Professor Jonathan Jansen File photo: African News Agency (ANA)

Cape Town – With the focus on the 2018 matric results, Professor Jonathan Jansen on Thursday questioned the emphasis being placed on the number of distinctions obtained.

Stellenbosch University's Jansen wrote on Twitter on Thursday: "What is the point about seeking and getting 8 distinctions in Grade 12? Are these really smart students or the victims of poor mentorship? Ever hear from them again? How many of them become great leaders?"

This comes as the Independent Examinations Board (IEB) celebrated a 98.92% pass rate, comparable with last year’s pass rate of 98.76%, on Thursday. 

Minister of Basic Education Angie Motshekga will announce the matric pass rate for the class of 2018 tonight. The class of 2017 achieved a pass rate of 75.1%, up from 72.5% in 2016.

The IEB results didn't impress Jansen, who tweeted on Thursday: "IEB pass percentage is 98.92. If everybody passes, what’s the point of an examination? 

"Are their students therefore smarter than those doing the government exams? So what was all the fuss about ‘higher standards?' "

The "creme de la creme" of the country's public schooling were lauded by Motshekga, who challenged the 29 top 2018 matrics to "take the country out of underdevelopment", at a breakfast briefing in Midrand on Thursday.

Jansen told Netwerk24 that although matrics who work hard are worthy of praise, he believes schools are guilty of conveying the wrong message. According to Jansen, the top achievers become "victims of their own success" in the end.

Jansen said impressive matric results cannot serve as a guide for future success at university, emphasising that the "students who stood out at university weren't the ones with the best marks, but those who worked hard, showed comprehension and got on well with others".

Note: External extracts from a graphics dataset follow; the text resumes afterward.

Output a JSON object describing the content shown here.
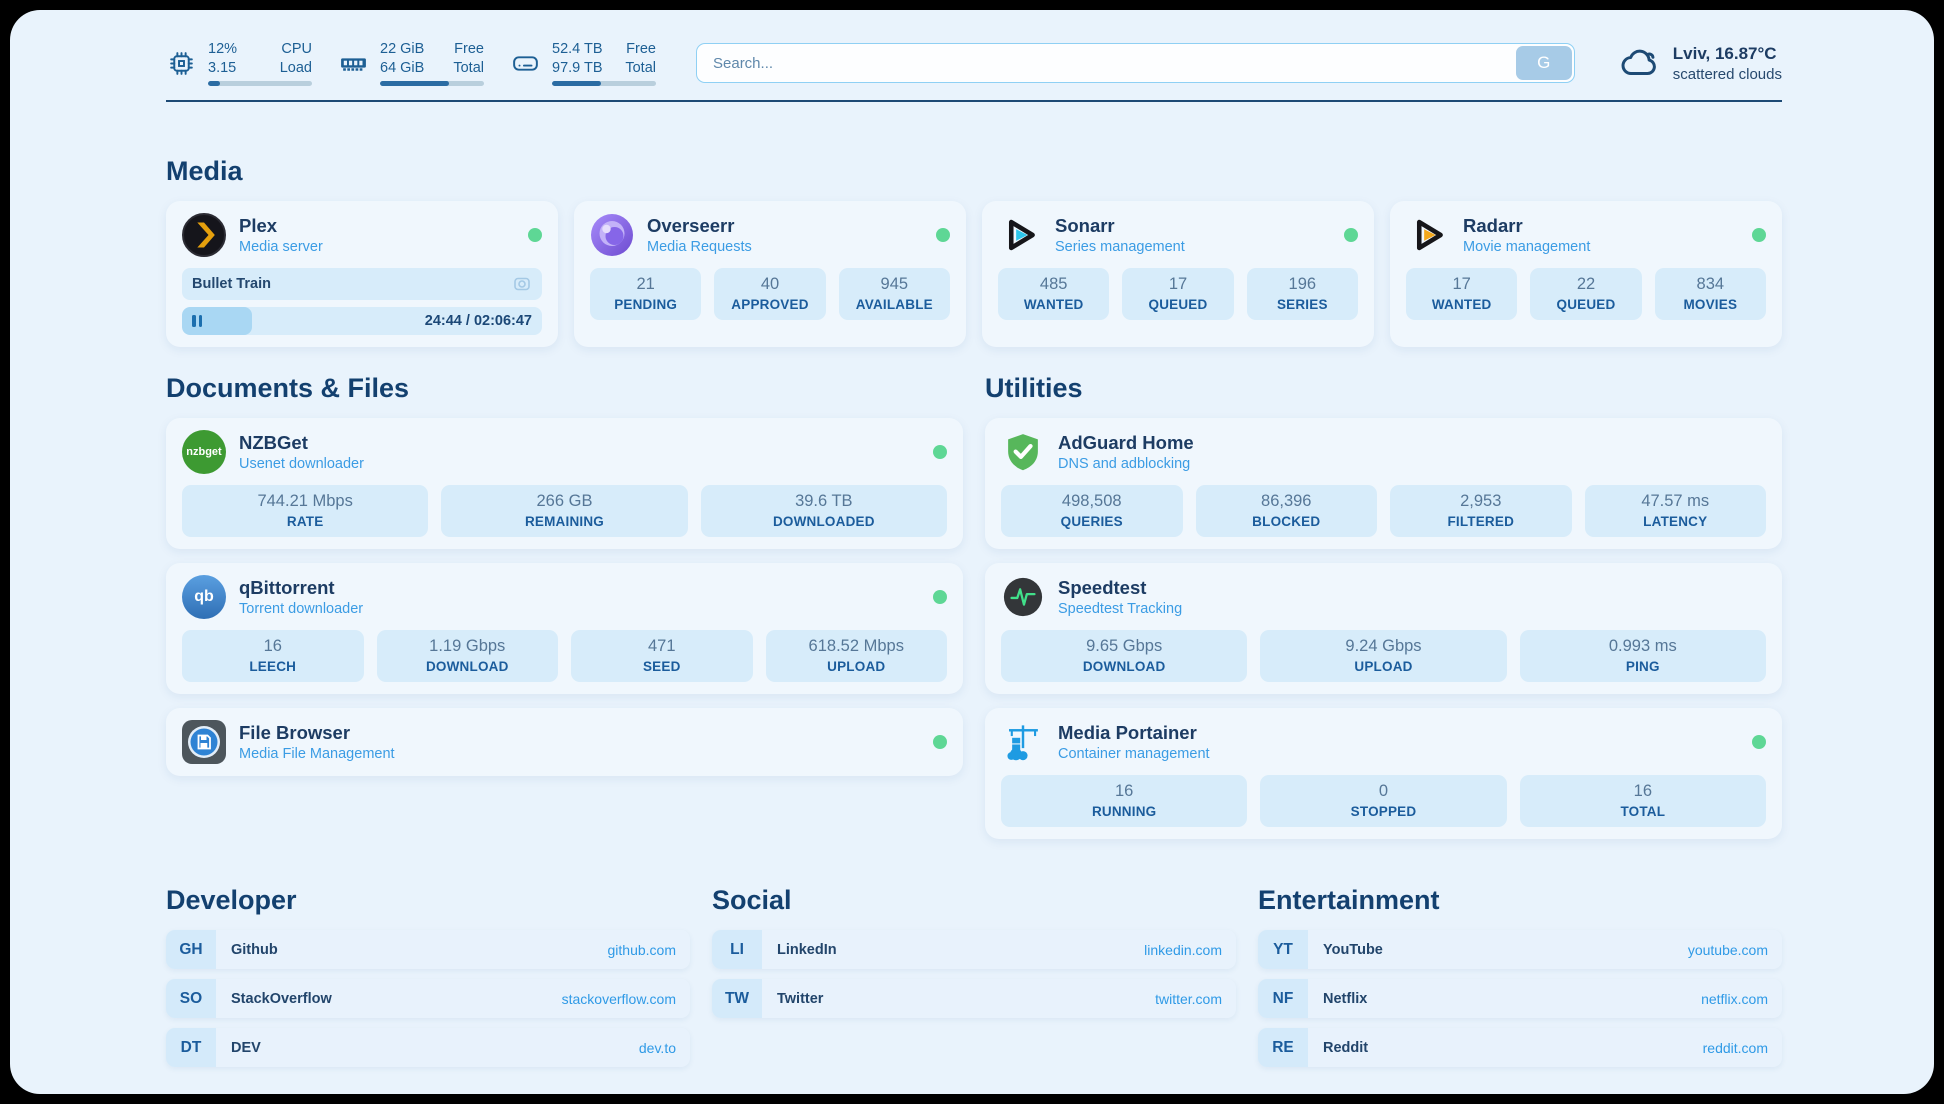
{
  "header": {
    "system_stats": [
      {
        "icon": "cpu-icon",
        "values": [
          "12%",
          "3.15"
        ],
        "labels": [
          "CPU",
          "Load"
        ],
        "progress_pct": 12
      },
      {
        "icon": "ram-icon",
        "values": [
          "22 GiB",
          "64 GiB"
        ],
        "labels": [
          "Free",
          "Total"
        ],
        "progress_pct": 66
      },
      {
        "icon": "disk-icon",
        "values": [
          "52.4 TB",
          "97.9 TB"
        ],
        "labels": [
          "Free",
          "Total"
        ],
        "progress_pct": 47
      }
    ],
    "search": {
      "placeholder": "Search...",
      "button_label": "G"
    },
    "weather": {
      "icon": "cloud-icon",
      "location_temp": "Lviv, 16.87°C",
      "condition": "scattered clouds"
    }
  },
  "media": {
    "title": "Media",
    "services": [
      {
        "name": "Plex",
        "description": "Media server",
        "logo": "plex-icon",
        "online": true,
        "now_playing": {
          "title": "Bullet Train",
          "time": "24:44 / 02:06:47",
          "progress_pct": 19.5
        }
      },
      {
        "name": "Overseerr",
        "description": "Media Requests",
        "logo": "overseerr-icon",
        "online": true,
        "stats": [
          {
            "value": "21",
            "label": "PENDING"
          },
          {
            "value": "40",
            "label": "APPROVED"
          },
          {
            "value": "945",
            "label": "AVAILABLE"
          }
        ]
      },
      {
        "name": "Sonarr",
        "description": "Series management",
        "logo": "sonarr-icon",
        "online": true,
        "stats": [
          {
            "value": "485",
            "label": "WANTED"
          },
          {
            "value": "17",
            "label": "QUEUED"
          },
          {
            "value": "196",
            "label": "SERIES"
          }
        ]
      },
      {
        "name": "Radarr",
        "description": "Movie management",
        "logo": "radarr-icon",
        "online": true,
        "stats": [
          {
            "value": "17",
            "label": "WANTED"
          },
          {
            "value": "22",
            "label": "QUEUED"
          },
          {
            "value": "834",
            "label": "MOVIES"
          }
        ]
      }
    ]
  },
  "documents": {
    "title": "Documents & Files",
    "services": [
      {
        "name": "NZBGet",
        "description": "Usenet downloader",
        "logo": "nzbget-icon",
        "logo_text": "nzbget",
        "online": true,
        "stats": [
          {
            "value": "744.21 Mbps",
            "label": "RATE"
          },
          {
            "value": "266 GB",
            "label": "REMAINING"
          },
          {
            "value": "39.6 TB",
            "label": "DOWNLOADED"
          }
        ]
      },
      {
        "name": "qBittorrent",
        "description": "Torrent downloader",
        "logo": "qbittorrent-icon",
        "logo_text": "qb",
        "online": true,
        "stats": [
          {
            "value": "16",
            "label": "LEECH"
          },
          {
            "value": "1.19 Gbps",
            "label": "DOWNLOAD"
          },
          {
            "value": "471",
            "label": "SEED"
          },
          {
            "value": "618.52 Mbps",
            "label": "UPLOAD"
          }
        ]
      },
      {
        "name": "File Browser",
        "description": "Media File Management",
        "logo": "filebrowser-icon",
        "online": true
      }
    ]
  },
  "utilities": {
    "title": "Utilities",
    "services": [
      {
        "name": "AdGuard Home",
        "description": "DNS and adblocking",
        "logo": "adguard-icon",
        "stats": [
          {
            "value": "498,508",
            "label": "QUERIES"
          },
          {
            "value": "86,396",
            "label": "BLOCKED"
          },
          {
            "value": "2,953",
            "label": "FILTERED"
          },
          {
            "value": "47.57 ms",
            "label": "LATENCY"
          }
        ]
      },
      {
        "name": "Speedtest",
        "description": "Speedtest Tracking",
        "logo": "speedtest-icon",
        "stats": [
          {
            "value": "9.65 Gbps",
            "label": "DOWNLOAD"
          },
          {
            "value": "9.24 Gbps",
            "label": "UPLOAD"
          },
          {
            "value": "0.993 ms",
            "label": "PING"
          }
        ]
      },
      {
        "name": "Media Portainer",
        "description": "Container management",
        "logo": "portainer-icon",
        "online": true,
        "stats": [
          {
            "value": "16",
            "label": "RUNNING"
          },
          {
            "value": "0",
            "label": "STOPPED"
          },
          {
            "value": "16",
            "label": "TOTAL"
          }
        ]
      }
    ]
  },
  "bookmarks": {
    "groups": [
      {
        "title": "Developer",
        "items": [
          {
            "abbr": "GH",
            "name": "Github",
            "url": "github.com"
          },
          {
            "abbr": "SO",
            "name": "StackOverflow",
            "url": "stackoverflow.com"
          },
          {
            "abbr": "DT",
            "name": "DEV",
            "url": "dev.to"
          }
        ]
      },
      {
        "title": "Social",
        "items": [
          {
            "abbr": "LI",
            "name": "LinkedIn",
            "url": "linkedin.com"
          },
          {
            "abbr": "TW",
            "name": "Twitter",
            "url": "twitter.com"
          }
        ]
      },
      {
        "title": "Entertainment",
        "items": [
          {
            "abbr": "YT",
            "name": "YouTube",
            "url": "youtube.com"
          },
          {
            "abbr": "NF",
            "name": "Netflix",
            "url": "netflix.com"
          },
          {
            "abbr": "RE",
            "name": "Reddit",
            "url": "reddit.com"
          }
        ]
      }
    ]
  },
  "colors": {
    "page_bg": "#e9f3fc",
    "card_bg": "#f0f7fd",
    "stat_bg": "#d7ecfa",
    "navy_text": "#1d3c63",
    "subtitle_blue": "#3b9ce4",
    "link_blue": "#2f9ae6",
    "online_green": "#5ed795",
    "header_text": "#1d5f94",
    "progress_fill": "#2b6ca3"
  }
}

"Kids work very hard to live up to the expectations of their parents and teachers, but good mentorship is far more important. Schools teach children to remember information."

Last month, Jansen said lowering university entry requirements is "a move to mediocrity".

Students would need a minimum of 30% in the language of learning and teaching at the institution they want to enter, together with an achievement of between 50-59% in four 20-credit National Senior Certificate subjects.